お話しの中心になったことをまとめると、「商品化実績があること」「デザイナーと企業とのつながりが密なこと」に対して評価いただけた半面、「主催者側の事業の狙いがはっきりしていない」、「PRが不十分」、「商品化することではなく、売れている商品を生み出すことが大切」といった指摘もいただきました。
- コンペ作品について、「全体的に小粒」「感動を呼び起こすものがなかった」「きれいにまとまりすぎていてインパクトに欠ける」ものがほとんどだった
- 商品化が事業の目的としているが、本当はその商品が「売れていること」が大切。生まれたデザインがどのようなチャンネルで売られていくかをもっと明確にしたほうがいい
- コンペ作品でもワークショップ作品でも、注文をとって売ってみる試みが大切。流通していることの意義をもっと強調したらいい
- この事業に参加することでデザイナーと富山県企業とのつながりができ、商品化が見えてくるような印象をもっとPRするべき。
- 地方の特色ある技術でものづくりすることにメディアの関心が向けられやすい現状を考えると、OEMの形で富山県企業が力になれることをアピールしてほしい。
- 富山県全体でみるとデザインに興味を持っている人がまだまだ少ない。県の特色がでるようなデザイン教育が必要では。
- 大なり小なり東京で情報発信できる拠点がほしい。また力のあるメディアを積極的に活用することが大事で、そのためにはプレス向けのノウハウをつむべき。
- マニアックな人よりも普通の人が目にする媒体に情報を流す方がいい。訴求力ある有名な人に商品を語らせたりすれば、メディアのくいつきがいいかも。
...主催者としては耳の痛い話しが多かったですが、「もっと楽しく事業を展開しよう!」という気持ちが大切だと感じました。コンペテーマの設定にしても、「シンプル」「美しい」「機能的」なものもいいけれど、「力強い」「元気になる」「華やかな」ものが集まってくるような工夫が必要かなぁと感じました。
2009 年 2 月 17 日
10月末にプロダクトコンペなどひととおりの事業が終わってから、久々のホームペー更新です。近日中に「デザインウエーブ2008イン富山」の報告書が発行される予定です! デザインコンペ作品や審査を振り返る審査員座談会、ワークショップ作品、企画展示会、デザインセミナーなどデザインウエーブ2008の各事業を詳細にお伝えする内容になっています。

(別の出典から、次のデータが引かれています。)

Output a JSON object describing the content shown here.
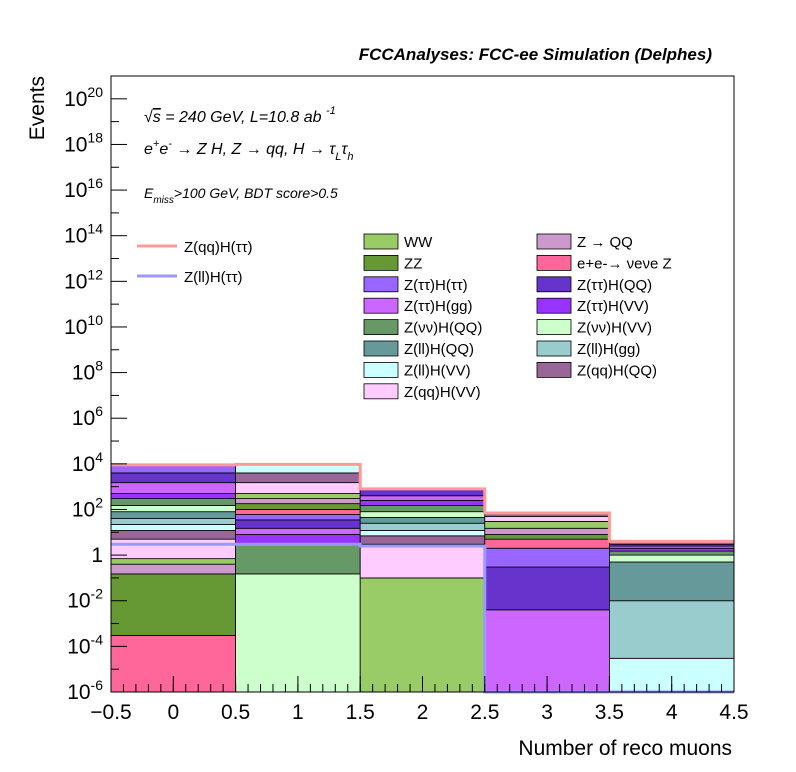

現在、地域の企業との間で商品化に向けた取組みが下記のとおり多数、進行しています。最終審査会の終了後に行われた交流会がきっかけでデザイン開発が始まったケースやワークショップをきっかけとして新しい企業ブランドの構築に取り組んでいるケースなど、デザイナーとの商品開発を初めて体験されている企業が出てきていることが例年にない動きです。商品化されるまでにはまだまだ道のりは険しいですが、一生懸命、企業やデザイナーを支援していきたいです!
<富山プロダクトデザインコンペティションより>
- TATE OTAMA(デザイン:小林幹也)
- スミバコ(デザイン:参)
- Soft Ruler(デザイン:竹内啓之)
- 山おろし(デザイン:岡田心)
<ワークショップより>
- 真ちゅうの栓抜き「三日月」「日食」「枠」 (デザイン:大治将典)
- 真ちゅうの鍋敷き「fire」 (デザイン:NIIMI)
- 錫のスプーン「Honey spoon」 (デザイン:渋谷哲男)
3月に東京で「デザインウエーブ2009イン富山」の事業について意見をいただく会議(非公開ですが)を開催する予定です。昨年の3月に開催した会議において2008の各事業についてたくさんの意見をいただき(簡単ですが、2008報告書の最終ページに内容を抜粋しています)、事業に反映させる努力をしました。結果、先に書いたような商品化の動きが多数生まれるなど例年以上の成果が得られたのだろうと思います。この会議でデザインコンペのテーマや「デザインウエーブ事業」が長く継続していけるための仕組み作りなど貴重な意見がいただけることを期待しています。